How does GPT-4o compare to GPT-4 Turbo?

GPT-4o is positioned as the direct successor to GPT-4 Turbo. According to OpenAI, it matches GPT-4 Turbo's performance on text and code intelligence benchmarks while being significantly faster and 50% cheaper. Its main advantages are its speed, lower cost, and native multimodal capabilities, making it the preferred choice for most new applications.

Is GPT-4o the best model for complex reasoning?

It's a trade-off. While GPT-4o is highly capable, its score on the Artificial Analysis Intelligence Index (26) is below average for its premium price class. This suggests that for tasks requiring the absolute highest level of nuanced, multi-step reasoning, other specialized or more expensive models might perform better. However, GPT-4o's incredible speed may make it 'smarter' in practice for interactive use cases where a fast, very good answer is better than a slow, perfect one.

What are the practical benefits of its multimodality?

Native multimodality unlocks more intuitive and powerful applications. For example, a user could:

  • Point their phone camera at a piece of furniture and ask the model how to assemble it.
  • Have a real-time spoken conversation with an AI tutor that can see their math homework and hear their questions.
  • Upload a chart or graph and ask for a summary of the key trends.

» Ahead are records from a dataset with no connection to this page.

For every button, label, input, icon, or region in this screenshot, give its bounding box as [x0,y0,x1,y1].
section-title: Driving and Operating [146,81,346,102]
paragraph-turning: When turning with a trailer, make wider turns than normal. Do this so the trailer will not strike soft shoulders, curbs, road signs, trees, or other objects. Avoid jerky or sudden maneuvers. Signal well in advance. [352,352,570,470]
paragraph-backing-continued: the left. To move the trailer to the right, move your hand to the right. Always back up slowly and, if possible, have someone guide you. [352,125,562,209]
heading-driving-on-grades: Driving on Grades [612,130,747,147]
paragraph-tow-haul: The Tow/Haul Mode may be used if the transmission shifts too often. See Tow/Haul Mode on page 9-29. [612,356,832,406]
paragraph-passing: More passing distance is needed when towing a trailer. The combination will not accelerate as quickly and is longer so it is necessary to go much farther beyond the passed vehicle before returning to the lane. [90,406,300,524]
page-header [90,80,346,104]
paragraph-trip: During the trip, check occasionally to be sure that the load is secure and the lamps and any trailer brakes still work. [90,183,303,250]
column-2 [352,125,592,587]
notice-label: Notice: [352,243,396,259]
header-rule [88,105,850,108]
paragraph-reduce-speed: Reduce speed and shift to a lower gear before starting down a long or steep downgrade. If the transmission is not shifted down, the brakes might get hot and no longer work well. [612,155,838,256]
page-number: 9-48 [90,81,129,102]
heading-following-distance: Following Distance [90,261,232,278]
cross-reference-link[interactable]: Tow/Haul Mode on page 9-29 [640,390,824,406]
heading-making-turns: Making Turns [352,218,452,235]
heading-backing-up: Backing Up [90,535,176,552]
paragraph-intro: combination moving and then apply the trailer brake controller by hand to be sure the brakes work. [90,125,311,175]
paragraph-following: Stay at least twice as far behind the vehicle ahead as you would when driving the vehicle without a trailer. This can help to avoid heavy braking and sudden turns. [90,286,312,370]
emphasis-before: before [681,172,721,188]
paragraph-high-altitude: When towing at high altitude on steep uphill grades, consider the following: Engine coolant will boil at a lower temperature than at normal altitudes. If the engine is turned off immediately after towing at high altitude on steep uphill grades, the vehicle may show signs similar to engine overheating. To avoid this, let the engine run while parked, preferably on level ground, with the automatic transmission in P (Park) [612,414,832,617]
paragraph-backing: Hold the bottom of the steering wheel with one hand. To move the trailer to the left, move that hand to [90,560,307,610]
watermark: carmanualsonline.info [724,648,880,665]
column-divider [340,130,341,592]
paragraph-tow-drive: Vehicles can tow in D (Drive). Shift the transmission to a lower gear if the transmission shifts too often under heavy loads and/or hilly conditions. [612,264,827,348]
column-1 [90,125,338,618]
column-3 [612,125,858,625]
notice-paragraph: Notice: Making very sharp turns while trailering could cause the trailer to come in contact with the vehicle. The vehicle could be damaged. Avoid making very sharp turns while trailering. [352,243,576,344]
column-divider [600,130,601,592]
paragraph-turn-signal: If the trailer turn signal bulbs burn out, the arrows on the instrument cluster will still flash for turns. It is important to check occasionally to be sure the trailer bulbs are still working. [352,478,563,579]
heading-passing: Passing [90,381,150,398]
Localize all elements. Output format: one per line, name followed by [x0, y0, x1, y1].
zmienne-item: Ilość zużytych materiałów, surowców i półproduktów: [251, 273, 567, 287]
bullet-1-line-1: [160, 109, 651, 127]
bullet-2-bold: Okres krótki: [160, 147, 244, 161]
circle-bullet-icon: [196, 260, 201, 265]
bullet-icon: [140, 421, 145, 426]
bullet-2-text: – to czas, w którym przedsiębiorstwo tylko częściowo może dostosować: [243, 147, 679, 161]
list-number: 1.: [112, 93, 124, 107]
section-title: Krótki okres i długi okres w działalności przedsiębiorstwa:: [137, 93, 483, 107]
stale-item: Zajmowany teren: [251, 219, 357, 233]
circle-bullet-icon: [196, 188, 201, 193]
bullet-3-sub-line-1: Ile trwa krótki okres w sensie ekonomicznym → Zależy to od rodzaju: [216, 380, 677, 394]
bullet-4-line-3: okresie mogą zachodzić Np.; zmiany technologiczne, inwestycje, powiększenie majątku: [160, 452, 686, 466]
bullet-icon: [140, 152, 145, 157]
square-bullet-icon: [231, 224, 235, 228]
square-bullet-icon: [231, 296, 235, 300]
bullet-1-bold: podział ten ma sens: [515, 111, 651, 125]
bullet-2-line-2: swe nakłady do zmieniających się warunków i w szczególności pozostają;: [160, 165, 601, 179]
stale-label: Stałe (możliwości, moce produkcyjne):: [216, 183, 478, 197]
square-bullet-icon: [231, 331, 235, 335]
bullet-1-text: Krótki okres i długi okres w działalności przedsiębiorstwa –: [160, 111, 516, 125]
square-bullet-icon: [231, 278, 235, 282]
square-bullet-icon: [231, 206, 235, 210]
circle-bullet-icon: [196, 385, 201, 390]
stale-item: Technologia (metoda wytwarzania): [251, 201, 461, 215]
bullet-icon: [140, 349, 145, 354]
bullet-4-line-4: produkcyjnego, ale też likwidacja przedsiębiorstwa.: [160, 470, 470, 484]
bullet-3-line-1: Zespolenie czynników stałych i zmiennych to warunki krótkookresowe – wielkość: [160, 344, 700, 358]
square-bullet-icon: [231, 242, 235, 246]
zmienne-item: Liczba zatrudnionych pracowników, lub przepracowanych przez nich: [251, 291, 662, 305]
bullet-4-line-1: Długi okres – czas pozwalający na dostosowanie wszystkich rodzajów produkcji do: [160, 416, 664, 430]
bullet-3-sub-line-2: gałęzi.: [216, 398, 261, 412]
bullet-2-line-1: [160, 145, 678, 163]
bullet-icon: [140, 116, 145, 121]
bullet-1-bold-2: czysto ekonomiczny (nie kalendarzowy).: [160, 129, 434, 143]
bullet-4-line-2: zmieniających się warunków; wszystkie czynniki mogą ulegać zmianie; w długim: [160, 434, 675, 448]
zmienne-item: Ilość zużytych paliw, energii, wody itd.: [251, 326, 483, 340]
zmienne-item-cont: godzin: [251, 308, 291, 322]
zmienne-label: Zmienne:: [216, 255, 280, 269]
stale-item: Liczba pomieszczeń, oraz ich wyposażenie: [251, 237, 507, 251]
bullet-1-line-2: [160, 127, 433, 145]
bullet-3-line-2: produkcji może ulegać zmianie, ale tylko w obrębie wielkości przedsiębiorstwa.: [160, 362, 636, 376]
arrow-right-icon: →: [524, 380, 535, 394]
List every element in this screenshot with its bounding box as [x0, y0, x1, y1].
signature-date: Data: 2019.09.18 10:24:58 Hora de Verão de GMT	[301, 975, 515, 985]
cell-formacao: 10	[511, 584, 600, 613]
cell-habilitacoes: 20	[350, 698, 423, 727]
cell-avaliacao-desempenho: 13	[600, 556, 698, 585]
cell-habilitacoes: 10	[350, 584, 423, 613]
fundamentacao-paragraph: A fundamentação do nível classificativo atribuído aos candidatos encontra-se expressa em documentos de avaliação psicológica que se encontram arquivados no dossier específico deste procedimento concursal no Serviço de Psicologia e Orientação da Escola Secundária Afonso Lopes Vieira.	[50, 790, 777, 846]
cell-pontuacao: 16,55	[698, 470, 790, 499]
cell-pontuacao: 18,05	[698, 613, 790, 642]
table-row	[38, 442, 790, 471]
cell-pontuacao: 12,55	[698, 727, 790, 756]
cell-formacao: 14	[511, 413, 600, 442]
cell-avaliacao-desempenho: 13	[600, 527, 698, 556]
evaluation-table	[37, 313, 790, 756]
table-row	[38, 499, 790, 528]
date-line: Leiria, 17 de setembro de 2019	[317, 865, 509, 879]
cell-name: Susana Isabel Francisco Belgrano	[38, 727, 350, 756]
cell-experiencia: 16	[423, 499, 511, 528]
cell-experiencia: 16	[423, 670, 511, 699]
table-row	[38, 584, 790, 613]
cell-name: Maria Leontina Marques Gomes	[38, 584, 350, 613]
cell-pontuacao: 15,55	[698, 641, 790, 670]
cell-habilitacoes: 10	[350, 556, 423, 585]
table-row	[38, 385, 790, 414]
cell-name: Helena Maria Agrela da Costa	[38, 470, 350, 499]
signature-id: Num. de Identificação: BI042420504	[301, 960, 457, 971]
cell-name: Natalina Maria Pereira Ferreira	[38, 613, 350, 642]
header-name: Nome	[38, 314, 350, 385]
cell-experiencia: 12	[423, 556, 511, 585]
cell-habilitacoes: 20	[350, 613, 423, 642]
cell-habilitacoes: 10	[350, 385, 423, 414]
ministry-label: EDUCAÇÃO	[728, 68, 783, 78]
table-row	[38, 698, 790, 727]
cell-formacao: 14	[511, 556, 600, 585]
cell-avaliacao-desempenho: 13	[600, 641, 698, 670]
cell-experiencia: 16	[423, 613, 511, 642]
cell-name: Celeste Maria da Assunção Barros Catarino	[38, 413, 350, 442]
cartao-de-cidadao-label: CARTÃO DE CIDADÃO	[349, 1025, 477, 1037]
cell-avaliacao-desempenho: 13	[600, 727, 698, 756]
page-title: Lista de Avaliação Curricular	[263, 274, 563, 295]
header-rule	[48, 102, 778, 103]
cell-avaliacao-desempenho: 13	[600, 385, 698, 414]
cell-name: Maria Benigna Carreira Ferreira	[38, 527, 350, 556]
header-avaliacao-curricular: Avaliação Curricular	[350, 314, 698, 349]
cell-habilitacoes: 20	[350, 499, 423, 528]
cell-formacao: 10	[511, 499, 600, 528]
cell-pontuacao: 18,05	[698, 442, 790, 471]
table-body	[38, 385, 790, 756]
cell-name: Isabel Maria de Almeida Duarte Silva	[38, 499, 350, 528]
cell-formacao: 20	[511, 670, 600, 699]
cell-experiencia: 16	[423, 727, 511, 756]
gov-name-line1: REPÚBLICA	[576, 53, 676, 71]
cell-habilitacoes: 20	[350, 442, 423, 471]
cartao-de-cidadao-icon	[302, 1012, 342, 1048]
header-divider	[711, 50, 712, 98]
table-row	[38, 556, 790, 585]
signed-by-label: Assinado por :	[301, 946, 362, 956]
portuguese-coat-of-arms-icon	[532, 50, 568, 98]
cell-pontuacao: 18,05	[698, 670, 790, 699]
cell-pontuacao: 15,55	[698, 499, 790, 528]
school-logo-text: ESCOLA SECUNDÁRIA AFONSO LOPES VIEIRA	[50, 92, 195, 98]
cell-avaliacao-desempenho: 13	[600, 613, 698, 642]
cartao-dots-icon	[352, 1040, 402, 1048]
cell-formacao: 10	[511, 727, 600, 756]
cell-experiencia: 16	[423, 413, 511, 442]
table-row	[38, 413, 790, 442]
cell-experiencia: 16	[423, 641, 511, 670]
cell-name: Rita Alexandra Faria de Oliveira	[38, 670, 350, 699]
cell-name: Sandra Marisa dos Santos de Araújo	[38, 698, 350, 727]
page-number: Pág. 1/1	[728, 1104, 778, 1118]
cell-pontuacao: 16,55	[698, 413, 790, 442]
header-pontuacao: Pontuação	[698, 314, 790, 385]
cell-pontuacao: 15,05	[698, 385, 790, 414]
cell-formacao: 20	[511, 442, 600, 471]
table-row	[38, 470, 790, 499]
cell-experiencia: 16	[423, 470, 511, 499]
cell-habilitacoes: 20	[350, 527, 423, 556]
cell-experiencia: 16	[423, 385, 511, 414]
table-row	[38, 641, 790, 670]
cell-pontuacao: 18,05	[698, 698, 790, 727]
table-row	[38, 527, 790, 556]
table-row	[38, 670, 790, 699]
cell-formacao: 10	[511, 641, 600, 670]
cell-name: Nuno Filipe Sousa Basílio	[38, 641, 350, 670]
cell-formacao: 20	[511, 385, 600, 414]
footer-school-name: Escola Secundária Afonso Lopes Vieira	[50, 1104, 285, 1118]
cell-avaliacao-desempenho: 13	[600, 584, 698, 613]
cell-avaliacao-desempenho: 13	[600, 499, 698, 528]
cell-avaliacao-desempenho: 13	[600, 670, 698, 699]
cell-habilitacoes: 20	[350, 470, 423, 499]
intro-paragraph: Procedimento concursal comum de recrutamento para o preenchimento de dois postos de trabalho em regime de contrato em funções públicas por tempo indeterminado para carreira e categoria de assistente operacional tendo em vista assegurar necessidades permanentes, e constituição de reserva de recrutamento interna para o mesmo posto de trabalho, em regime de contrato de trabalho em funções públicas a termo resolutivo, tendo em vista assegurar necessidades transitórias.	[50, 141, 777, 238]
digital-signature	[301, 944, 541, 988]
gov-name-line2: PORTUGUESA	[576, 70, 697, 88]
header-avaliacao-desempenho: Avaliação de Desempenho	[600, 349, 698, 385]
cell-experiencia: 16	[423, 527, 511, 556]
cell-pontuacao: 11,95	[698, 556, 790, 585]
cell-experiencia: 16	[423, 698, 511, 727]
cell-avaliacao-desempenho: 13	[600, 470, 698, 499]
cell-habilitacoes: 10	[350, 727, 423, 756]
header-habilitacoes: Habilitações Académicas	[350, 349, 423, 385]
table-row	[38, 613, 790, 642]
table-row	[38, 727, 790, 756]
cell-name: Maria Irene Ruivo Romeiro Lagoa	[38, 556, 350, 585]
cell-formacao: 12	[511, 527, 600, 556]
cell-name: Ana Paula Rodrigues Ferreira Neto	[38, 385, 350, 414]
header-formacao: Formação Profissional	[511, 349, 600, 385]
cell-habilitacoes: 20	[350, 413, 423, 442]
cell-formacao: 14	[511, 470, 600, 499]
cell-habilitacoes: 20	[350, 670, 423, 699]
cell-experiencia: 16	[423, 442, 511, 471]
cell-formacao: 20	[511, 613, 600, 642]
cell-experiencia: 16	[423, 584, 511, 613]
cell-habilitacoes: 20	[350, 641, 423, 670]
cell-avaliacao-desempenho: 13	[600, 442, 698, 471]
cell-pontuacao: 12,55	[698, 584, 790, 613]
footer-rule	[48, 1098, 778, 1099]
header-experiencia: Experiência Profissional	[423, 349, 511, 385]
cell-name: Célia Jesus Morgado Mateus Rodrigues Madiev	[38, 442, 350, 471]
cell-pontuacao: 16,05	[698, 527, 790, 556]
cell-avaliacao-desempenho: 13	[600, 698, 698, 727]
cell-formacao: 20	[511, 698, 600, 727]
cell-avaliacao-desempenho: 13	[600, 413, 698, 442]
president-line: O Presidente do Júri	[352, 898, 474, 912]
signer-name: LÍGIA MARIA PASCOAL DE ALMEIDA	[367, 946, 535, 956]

This removes the latency and complexity of stitching together separate models for vision, speech, and text.

Why is there a performance difference between the OpenAI and Azure APIs?

API providers run models on their own distinct global infrastructure. Factors like the specific GPU hardware used, software optimizations (like NVIDIA's TensorRT-LLM), server load, and the physical distance between the user and the data center can all lead to variations in performance. Azure often optimizes for maximum throughput, while OpenAI's API may be tuned for the lowest possible latency.

Is using the full 128k context window a good idea?

It depends entirely on the use case and budget. While the capability is there, it's expensive. A single prompt with 120,000 input tokens would cost $0.60. It is best reserved for specific, high-value tasks that genuinely require the model to process and reference a massive body of text at once, such as legal contract analysis or querying a full codebase. For most common tasks, using techniques like Retrieval-Augmented Generation (RAG) to provide smaller, more relevant context is far more cost-effective.